Mary Meeker's annual report on Internet trends is a must-read for everyone who has a stake in what happens online. And isn't that most of us anymore? Meeker, a partner at the Silicon Valley venture capital firm Kleiner Perkins Caufield & Byers, was nicknamed the "Queen of the Net" during the dot com boom. Her influence has far from faded among the movers and shakers of the web -- Google's Eric Schmidt tweeted praise for her report shortly after its publication.
This year, Meeker's 112-slide deck contains plenty of gems related to mobile adoption, new interfaces and better connectivity. However, she also highlights many significant stats related to globalization. Here are seven of the most critical trends identified in the area of global Internet growth:
1. Emerging markets are driving the world's online future. In 2012, the world had 2.4 billion Internet users, with a growth of 8 percent since 2011. Much of that growth comes from emerging markets.
2. The top countries fueling Internet growth may surprise you. The top 15 countries driving global internet growth are, in order of importance: China, India, Indonesia, Iran, Russia, Nigeria, Philippines, Brazil, Mexico, the United States, Argentina, Egypt, Colombia, Turkey, and Vietnam. Iran had the highest year-over-year growth in Internet users (205 percent), followed by Indonesia (58 percent) and Argentina (57 percent).
3. Future Internet growth potential remains very high for many overseas markets. Despite contributing significantly to Internet growth, some countries have only a small percentage of their total populations online, representing tremendous potential for future growth, such as India (11 percent), Indonesia (23 percent), and Nigeria (30 percent).
4. Most top websites are American, but most Internet users are not. Eighty percent of the Top 10 global Internet properties -- including Facebook, Google, and Twitter -- are from companies headquartered in the United States. However, 81 percent of their combined web visitors hail from elsewhere. In fact, two of the most trafficked websites in the world, Tencent and Baidu, have a user base of 0 percent in the United States.
5. Smartphone adoption soars -- especially in emerging markets. Smartphone subscriber growth remains rapid, with 1.5 billion current subscribers, and 31 percent growth in 2013. There is also ample room for market development, with only 21 percent global penetration currently. Some of the fastest Smartphone adoption rates are found in India, Indonesia, Russia, and Mexico.
6. Mobile traffic makes up a sizeable share of global Internet traffic. In 2008, mobile traffic accounted for less than 1 percent of all online traffic. Fast forward to May 2013, and mobile traffic now makes up 15 percent. In China, mobile Internet access actually surpassed PC access in the second quarter of 2012, and in South Korea, mobile search queries surpassed PC queries in the fourth quarter of 2012.
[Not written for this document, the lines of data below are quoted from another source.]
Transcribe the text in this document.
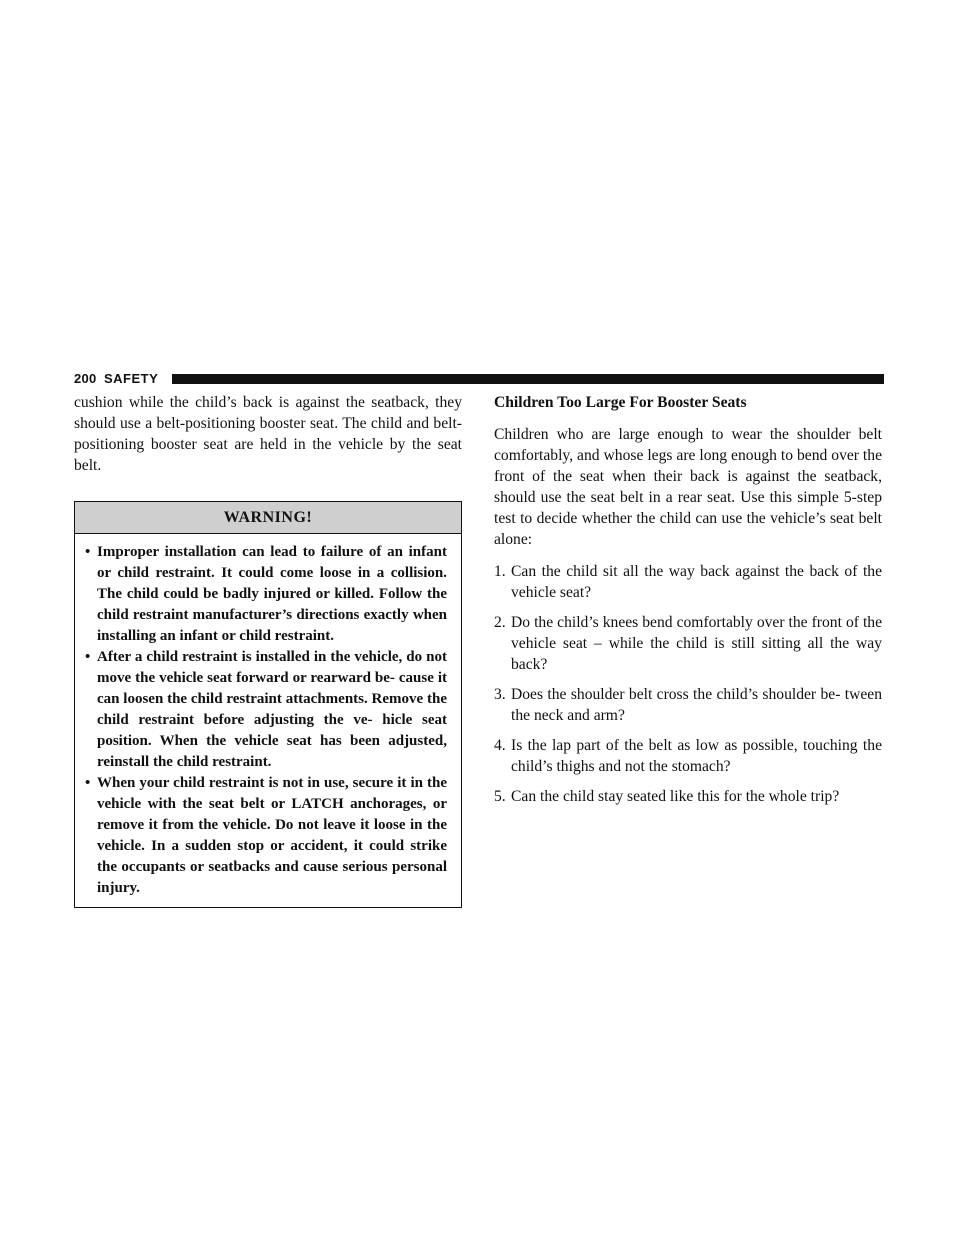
200 SAFETY

cushion while the child’s back is against the seatback, they should use a belt-positioning booster seat. The child and belt-positioning booster seat are held in the vehicle by the seat belt.

WARNING!
• Improper installation can lead to failure of an infant or child restraint. It could come loose in a collision. The child could be badly injured or killed. Follow the child restraint manufacturer’s directions exactly when installing an infant or child restraint.
• After a child restraint is installed in the vehicle, do not move the vehicle seat forward or rearward be- cause it can loosen the child restraint attachments. Remove the child restraint before adjusting the ve- hicle seat position. When the vehicle seat has been adjusted, reinstall the child restraint.
• When your child restraint is not in use, secure it in the vehicle with the seat belt or LATCH anchorages, or remove it from the vehicle. Do not leave it loose in the vehicle. In a sudden stop or accident, it could strike the occupants or seatbacks and cause serious personal injury.
Children Too Large For Booster Seats

Children who are large enough to wear the shoulder belt comfortably, and whose legs are long enough to bend over the front of the seat when their back is against the seatback, should use the seat belt in a rear seat. Use this simple 5-step test to decide whether the child can use the vehicle’s seat belt alone:

1. Can the child sit all the way back against the back of the vehicle seat?
2. Do the child’s knees bend comfortably over the front of the vehicle seat – while the child is still sitting all the way back?
3. Does the shoulder belt cross the child’s shoulder be- tween the neck and arm?
4. Is the lap part of the belt as low as possible, touching the child’s thighs and not the stomach?
5. Can the child stay seated like this for the whole trip?
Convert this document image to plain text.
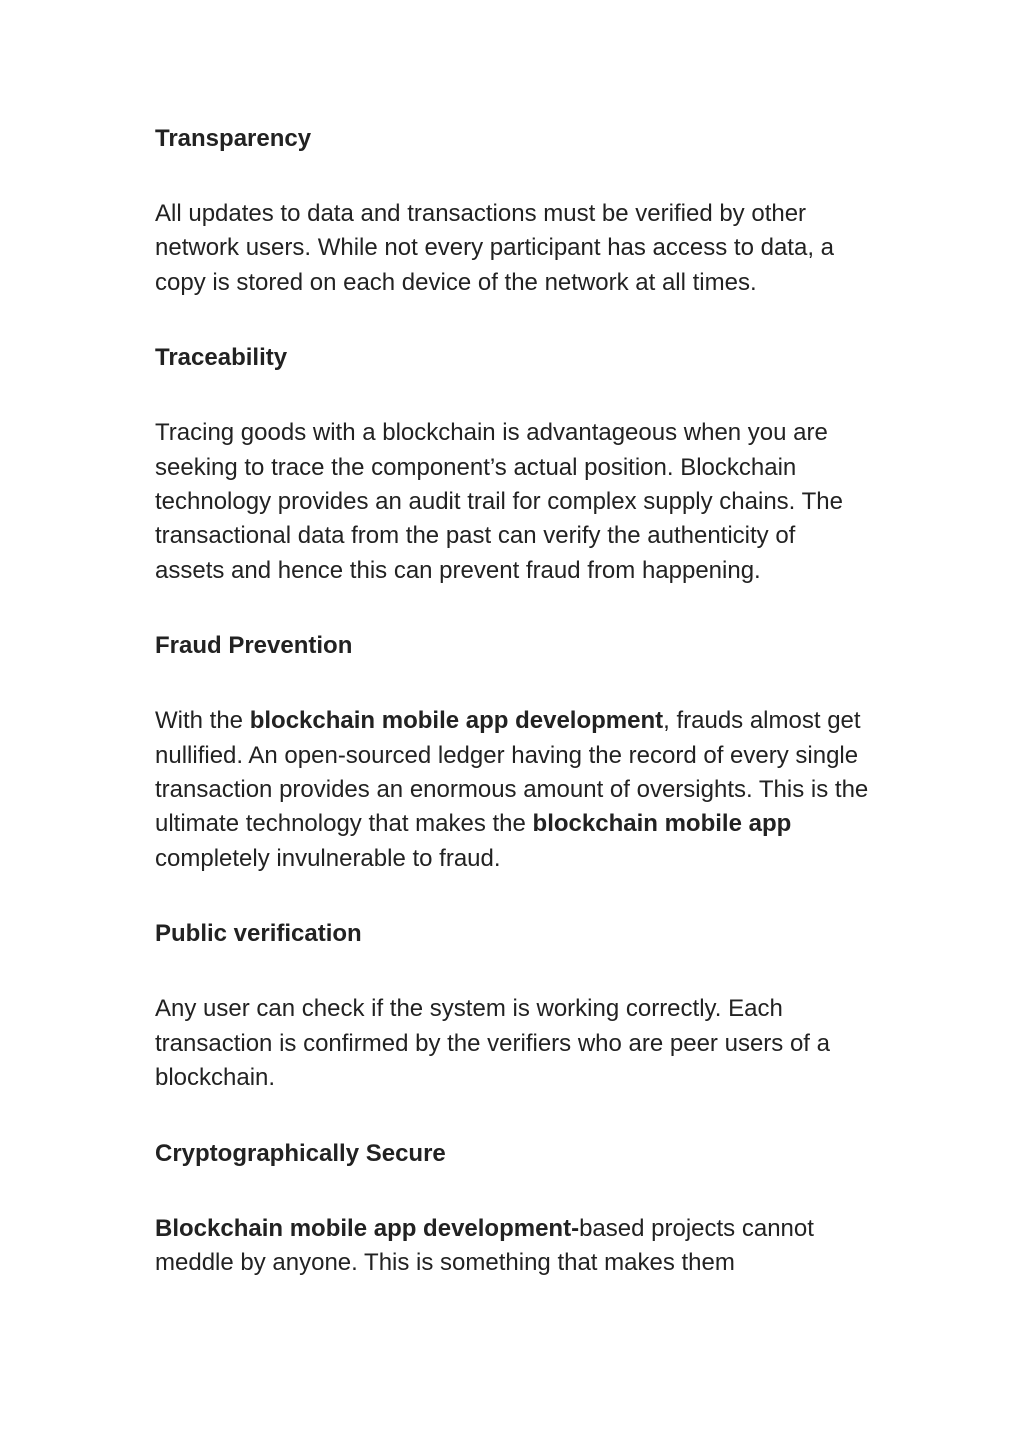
Transparency

All updates to data and transactions must be verified by other network users. While not every participant has access to data, a copy is stored on each device of the network at all times.

Traceability

Tracing goods with a blockchain is advantageous when you are seeking to trace the component’s actual position. Blockchain technology provides an audit trail for complex supply chains. The transactional data from the past can verify the authenticity of assets and hence this can prevent fraud from happening.

Fraud Prevention

With the blockchain mobile app development, frauds almost get nullified. An open-sourced ledger having the record of every single transaction provides an enormous amount of oversights. This is the ultimate technology that makes the blockchain mobile app completely invulnerable to fraud.

Public verification

Any user can check if the system is working correctly. Each transaction is confirmed by the verifiers who are peer users of a blockchain.

Cryptographically Secure

Blockchain mobile app development-based projects cannot meddle by anyone. This is something that makes them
7. Transnational migration will shape the Internet's future. Meeker points out that 60 percent of America's leading 25 companies were founded by 1st and 2nd generation Americans. However, current immigration policy is significantly hampering progress in the U.S. tech sector. The United States is sending more qualified foreign students back home after they graduate than ever before. The gap between H-1B employment visas and F1 visas issued has expanded by 350 percent over the past 20 years. In other words, many of the best minds are being cultivated in the U.S. education system, and then taking their knowledge, skills, and innovative ideas back to their home countries. Five high-tech companies alone -- IBM, Intel, Microsoft, Oracle, and Qualcomm -- currently have 10,000 combined job openings in the United States, but struggle to find qualified candidates within the United States.
The most important over-arching trend from Meeker's report is one that should serve as a wake-up call for those doubting the importance of developing a strategy for global business diversification: not only is the future of the Internet global in nature -- so is the present.